There also is a sense of unease that learning loss has been more severe for children who can least afford to fall further behind. Another worry is that fewer parents and guardians are reading – or even modeling it – to their children.
For those reasons and others, the district has launched a new initiative to bolster literacy at the elementary level.
According to district documents, the goal is straightforward: “Establish a long-range plan for equitable access and student development of elementary foundational literacy skills.”
Using Journeys, a language arts program for students in kindergarten through sixth grade, the district hopes to further boost reading foundations and improve comprehension of literature and informational text, as well as speaking and listening.
Teachers are already attempting to do that, but the program is designed to improve their skills and build more commonality from school to school.
The program already has begun. As part of the professional development model for teachers in pre-kindergarten through 5th grade, the district held a two-day training in August.
More sessions will be offered “to dive deeper into specific topics,” the district said.
The initiative is a response to a Washington law passed in 2018, which requires schools to screen children in kindergarten through second grade for signs of dyslexia and to provide reading support for those who need it. The law takes full effect this school year.

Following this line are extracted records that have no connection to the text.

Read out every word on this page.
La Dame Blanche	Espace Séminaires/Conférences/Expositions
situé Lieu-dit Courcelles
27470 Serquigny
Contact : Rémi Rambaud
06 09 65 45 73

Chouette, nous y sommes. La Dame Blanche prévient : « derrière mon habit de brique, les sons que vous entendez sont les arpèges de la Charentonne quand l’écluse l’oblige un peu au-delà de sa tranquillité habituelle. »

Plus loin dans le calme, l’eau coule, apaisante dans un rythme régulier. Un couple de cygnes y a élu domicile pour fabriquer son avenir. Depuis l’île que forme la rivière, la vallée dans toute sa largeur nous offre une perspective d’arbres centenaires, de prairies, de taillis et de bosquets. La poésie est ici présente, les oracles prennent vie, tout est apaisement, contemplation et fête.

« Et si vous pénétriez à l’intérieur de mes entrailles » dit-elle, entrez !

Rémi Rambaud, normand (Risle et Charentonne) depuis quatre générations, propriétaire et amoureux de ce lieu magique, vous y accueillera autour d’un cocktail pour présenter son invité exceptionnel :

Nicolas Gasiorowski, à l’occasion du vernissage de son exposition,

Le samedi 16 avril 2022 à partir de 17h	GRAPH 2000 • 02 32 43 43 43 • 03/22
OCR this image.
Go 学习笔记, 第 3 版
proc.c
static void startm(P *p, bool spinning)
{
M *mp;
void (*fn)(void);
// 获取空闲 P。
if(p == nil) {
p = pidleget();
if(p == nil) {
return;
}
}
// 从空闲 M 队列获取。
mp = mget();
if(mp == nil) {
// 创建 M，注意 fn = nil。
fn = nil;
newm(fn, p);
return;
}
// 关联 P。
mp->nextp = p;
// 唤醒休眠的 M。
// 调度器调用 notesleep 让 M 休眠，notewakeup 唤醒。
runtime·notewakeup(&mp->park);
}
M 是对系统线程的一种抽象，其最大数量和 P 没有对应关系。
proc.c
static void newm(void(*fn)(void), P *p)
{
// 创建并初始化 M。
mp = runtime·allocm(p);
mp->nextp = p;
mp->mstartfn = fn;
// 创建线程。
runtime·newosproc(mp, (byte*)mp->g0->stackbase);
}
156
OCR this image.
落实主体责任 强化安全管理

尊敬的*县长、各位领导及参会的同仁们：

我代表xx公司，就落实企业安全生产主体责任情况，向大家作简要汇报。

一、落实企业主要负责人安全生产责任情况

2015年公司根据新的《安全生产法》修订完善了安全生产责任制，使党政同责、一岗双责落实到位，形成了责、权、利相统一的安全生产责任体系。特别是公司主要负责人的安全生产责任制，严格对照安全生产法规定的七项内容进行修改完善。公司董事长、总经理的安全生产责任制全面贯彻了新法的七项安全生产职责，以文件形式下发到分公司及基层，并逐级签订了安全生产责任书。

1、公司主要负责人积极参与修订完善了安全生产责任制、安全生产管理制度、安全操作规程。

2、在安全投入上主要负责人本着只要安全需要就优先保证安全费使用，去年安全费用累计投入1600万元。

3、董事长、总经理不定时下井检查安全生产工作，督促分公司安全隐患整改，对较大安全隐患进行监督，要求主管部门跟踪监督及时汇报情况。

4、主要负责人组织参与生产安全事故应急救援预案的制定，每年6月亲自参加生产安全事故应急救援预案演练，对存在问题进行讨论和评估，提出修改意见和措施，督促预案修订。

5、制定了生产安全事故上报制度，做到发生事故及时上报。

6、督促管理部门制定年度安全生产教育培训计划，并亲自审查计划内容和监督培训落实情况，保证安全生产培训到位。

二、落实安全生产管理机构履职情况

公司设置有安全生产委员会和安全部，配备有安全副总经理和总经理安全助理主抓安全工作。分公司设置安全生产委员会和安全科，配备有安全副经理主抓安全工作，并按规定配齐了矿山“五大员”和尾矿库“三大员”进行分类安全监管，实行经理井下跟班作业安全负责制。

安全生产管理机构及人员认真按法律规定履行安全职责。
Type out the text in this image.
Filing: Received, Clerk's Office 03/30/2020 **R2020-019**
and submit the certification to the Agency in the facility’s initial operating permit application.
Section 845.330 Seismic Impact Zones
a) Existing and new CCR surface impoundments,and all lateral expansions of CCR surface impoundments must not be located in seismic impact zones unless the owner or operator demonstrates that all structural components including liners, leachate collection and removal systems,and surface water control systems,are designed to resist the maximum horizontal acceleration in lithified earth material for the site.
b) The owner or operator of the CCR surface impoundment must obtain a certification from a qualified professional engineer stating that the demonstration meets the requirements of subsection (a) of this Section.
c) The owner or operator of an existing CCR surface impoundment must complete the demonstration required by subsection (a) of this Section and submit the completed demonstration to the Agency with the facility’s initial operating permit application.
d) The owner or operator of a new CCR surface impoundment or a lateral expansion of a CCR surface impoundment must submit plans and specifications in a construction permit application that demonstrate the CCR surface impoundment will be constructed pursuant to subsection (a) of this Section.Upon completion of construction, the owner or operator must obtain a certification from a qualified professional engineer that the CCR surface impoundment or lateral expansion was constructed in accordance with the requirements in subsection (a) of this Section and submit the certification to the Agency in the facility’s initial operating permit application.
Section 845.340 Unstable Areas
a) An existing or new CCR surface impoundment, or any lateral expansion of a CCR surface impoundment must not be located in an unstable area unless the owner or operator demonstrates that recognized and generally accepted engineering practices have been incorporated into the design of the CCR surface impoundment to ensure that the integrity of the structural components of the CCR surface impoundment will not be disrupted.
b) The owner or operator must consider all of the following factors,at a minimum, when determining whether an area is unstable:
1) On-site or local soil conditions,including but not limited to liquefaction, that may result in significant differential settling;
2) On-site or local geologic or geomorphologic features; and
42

Citing the “interrupted and varied” instruction received by students during remote learning and “inability to assess students the way we have,” Thompson said this school year “is the perfect opportunity for this initiative.”
Because of widespread poverty and lack of affordable, quality child care, Spokane Public Schools has been forced to play catch-up with its youngest learners.
In the fall of 2019 – the last year for which statistics are available from the state – only 33% of entering kindergartners in Spokane met standards in all six key areas: cognition, language, literacy, fitness, math and social-emotional maturity.
Overall, among the largest school districts in the state, only Yakima (24.6%) saw worse numbers last year. In Seattle, 67% of incoming kindergartners met the standards. Bellevue and Vancouver were a few percentage points back, while Everett and Tacoma weighed in at 47% and 55%, respectively.
Kindergarten readiness also is significantly higher in Central Valley (64.7%), Cheney (56.3%), East Valley (40.4%) and Mead (48.1%) than in Spokane.
Comparisons for literacy and language arts are about the same. Spokane has done a solid job of narrowing, though not closing, the gap as children move up in grade levels.
For example, 51% of Spokane third graders are reading at grade level. By fifth grade, it’s 55.7%, and by seventh grade, 57.5% are meeting language arts standards.
Not surprisingly, literacy varies widely by school – a major reason why “equitable access” is a major priority in the new initiative.
At Wilson, Hutton and Moran Prairie elementary schools on the South Hill, more than 80% of students are reading and comprehending at or above grade level.
However, at 13 schools in Spokane, fewer than 40% are meeting standards – a challenge to a district that recently approved a wide-ranging equity policy that promises address those unequal opportunities.
It’s reasonable to assume that the gap has widened since the spring of 2020, as families with more resources were better equipped to handle the disruptions of the pandemic
Experts say that parents need to take some initiative at home. According to Scholastic.com, parents should encourage children to read actively.
For example, some experts encourage “dialogue reading” – that is asking your child to participate in the story. Before turning the page, ask your child what she thinks will happen next. You can also ask your child what other way the book could have ended.